- Owens as he appears on the cover of "The Hukilau Song" record album.

Background information
- Born: John Milton Owens October 17, 1912 Tulsa, Oklahoma, United States
- Died: January 26, 1982 (aged 69) Phoenix, Arizona, United States
- Occupations: Singer-songwriter, pianist
- Instrument: Piano

= Jack Owens (singer-songwriter) =

John Milton Owens (October 17, 1912 – January 26, 1982) was a singer-songwriter, pianist, and star of the longest running network radio show Don McNeil's Breakfast Club. He was known as "The Cruising Crooner" because of his unique showmanship of cruising through mostly female audiences attending the live Breakfast Club broadcasts, and crooning love ballads to the blushing and giggling women, often singing directly to them, one at a time, sitting on their laps, and nuzzling close to them.

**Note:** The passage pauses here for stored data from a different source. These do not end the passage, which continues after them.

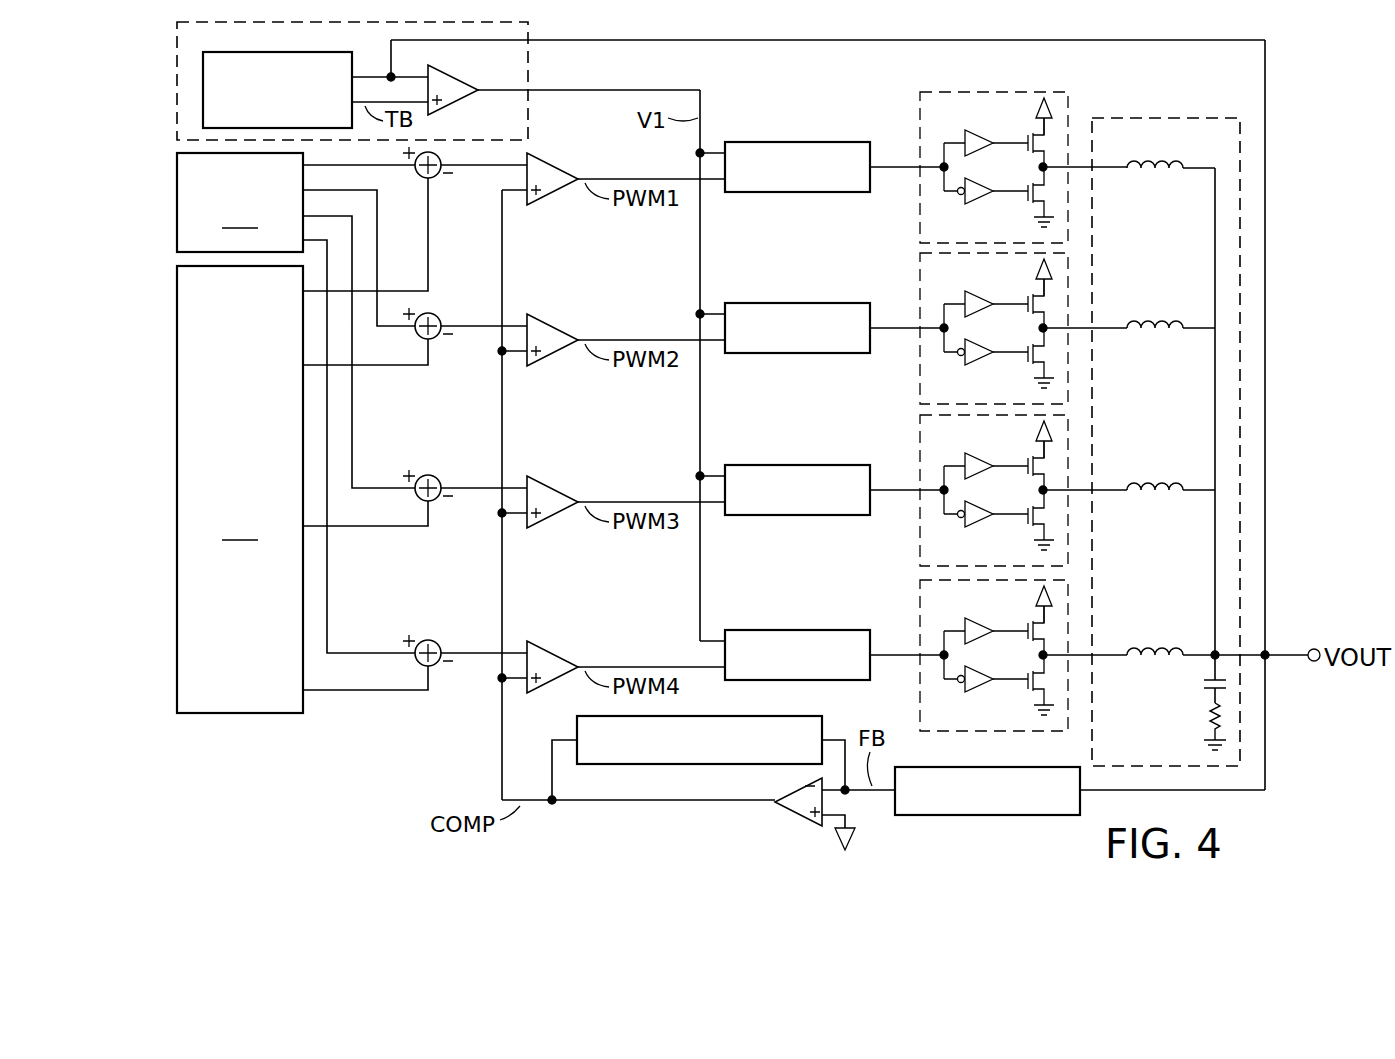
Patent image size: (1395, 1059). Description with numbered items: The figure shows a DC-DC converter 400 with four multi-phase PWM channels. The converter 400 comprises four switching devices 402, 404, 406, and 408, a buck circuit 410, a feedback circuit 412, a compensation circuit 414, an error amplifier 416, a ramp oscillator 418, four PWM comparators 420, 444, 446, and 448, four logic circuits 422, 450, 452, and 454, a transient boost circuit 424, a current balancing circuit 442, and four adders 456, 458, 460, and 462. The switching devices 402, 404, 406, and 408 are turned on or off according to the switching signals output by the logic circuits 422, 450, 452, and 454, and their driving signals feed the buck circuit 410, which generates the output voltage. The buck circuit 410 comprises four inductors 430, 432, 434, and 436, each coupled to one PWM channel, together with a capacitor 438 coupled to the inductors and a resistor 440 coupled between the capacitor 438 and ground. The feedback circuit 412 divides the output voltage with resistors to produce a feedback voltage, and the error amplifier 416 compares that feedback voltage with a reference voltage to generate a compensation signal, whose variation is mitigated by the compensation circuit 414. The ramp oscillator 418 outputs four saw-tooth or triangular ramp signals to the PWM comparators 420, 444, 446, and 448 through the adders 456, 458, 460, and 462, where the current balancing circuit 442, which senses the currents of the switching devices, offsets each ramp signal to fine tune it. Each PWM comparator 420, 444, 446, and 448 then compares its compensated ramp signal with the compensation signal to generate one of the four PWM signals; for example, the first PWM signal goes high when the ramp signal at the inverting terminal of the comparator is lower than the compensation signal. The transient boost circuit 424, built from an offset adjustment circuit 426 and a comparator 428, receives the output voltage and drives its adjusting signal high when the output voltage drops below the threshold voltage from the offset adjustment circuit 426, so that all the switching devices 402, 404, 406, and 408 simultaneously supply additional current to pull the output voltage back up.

The converter 400 is at (260, 802).
The switching device 402 is at (1017, 240).
The switching device 404 is at (1017, 401).
The switching device 406 is at (1017, 563).
The switching device 408 is at (1017, 728).
The buck circuit 410 is at (1112, 120).
The feedback circuit 412 is at (983, 766).
The compensation circuit 414 is at (700, 716).
The error amplifier 416 is at (792, 824).
The ramp oscillator 418 is at (296, 403).
The PWM comparator 420 is at (556, 170).
The logic circuit 422 is at (752, 144).
The transient boost circuit 424 is at (530, 62).
The offset adjustment circuit 426 is at (255, 55).
The comparator 428 is at (447, 74).
The inductor 430 is at (1140, 163).
The inductor 432 is at (1140, 323).
The inductor 434 is at (1140, 485).
The inductor 436 is at (1140, 650).
The capacitor 438 is at (1200, 685).
The resistor 440 is at (1205, 722).
The current balancing circuit 442 is at (302, 445).
The PWM comparator 444 is at (556, 331).
The PWM comparator 446 is at (556, 493).
The PWM comparator 448 is at (556, 658).
The logic circuit 450 is at (752, 305).
The logic circuit 452 is at (752, 467).
The logic circuit 454 is at (752, 631).
The adder 456 is at (420, 182).
The adder 458 is at (438, 318).
The adder 460 is at (438, 480).
The adder 462 is at (438, 645).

Owens was born in Tulsa, Oklahoma. From his start in small, local Chicago radio stations holding up applause signs and his brief performances in vaudeville, to his fame on NBC and ABC as a radio singing star with movie star looks, Owens found ways to stay in the spotlight in popular music with catchy songs, love ballads, and even Hawaiian songs. Some of his music even appeared in such movies as San Antonio Rose in 1941 and From Here to Eternity in 1953.

Owens, who married fellow Chicago radio star Helen Streiff in the early 1930s, started his recording career with independent label, Tower Records, and then after the huge success of "The Hukilau Song", and "I'll Weave a Lei of Stars for You" in 1948, he was signed to Decca, the biggest label at the time.

Overlooked or forgotten by many today, Owens was America's 10th favorite male vocalist from 1936 to 1944. He was best known for writing or co-writing such successful tunes as "The Hut-Sut Song", "Hi, Neighbor", "How Soon", "The Hukilau Song", and "I'll Weave a Lei of Stars for You". He either wrote, co-wrote, composed, recorded, or some combination of these music credits, more than 50 songs spanning from the mid-1930s to the early 1960s.

He also had his own TV show, The Jack Owens Show (aka The Brunch Bunch), during the pioneer days of TV of the early 1950s, and even received two Emmy nominations.

Though his songs have been covered by numerous well-known artists – Gene Autry, Roy Rogers, Bing Crosby, Freddy Martin, The Merry Macs, Andy Williams, Perry Como, Dinah Shore, Woody Herman, Vaughn Monroe, the Glenn Miller Orchestra, Kay Kyser Orchestra, Sammy Kaye Orchestra, Nat "King" Cole, Orrin Tucker, Spike Jones, Pat Boone, Ferlin Husky, The Platters, The Cadets / The Jacks (of "Why Don't You Write Me" fame), Alfred Apaka, Don Ho and Frank Sinatra – they have not always been correctly credited to him, have lacked adequate information about him, or have been misattributed to blues singer Jack Owens.

Owens retired from show business in 1957 and worked in real estate in Phoenix. Although he co-wrote "Back In Aloha Land" in 1963, and he co-wrote "I'm The Only One That Wants Me" in 1965, the pop era of music he once embraced and sang had gone by the wayside, falling in the shadows of rock and roll and the Beatles.

He served as honorary mayor of Pacific Palisades, California from 1955 to 1957. Owens appeared in a Mae West movie, The Heat's On.
His music publishing company, Owens-Kemp Music Co. was located in Hollywood, where the present day Walk of Fame is located.
He was also the uncle of Roger Owens, the famed peanut vendor at Dodger Stadium.

Jack Owens died in Phoenix, Arizona, aged 69, on January 26, 1982.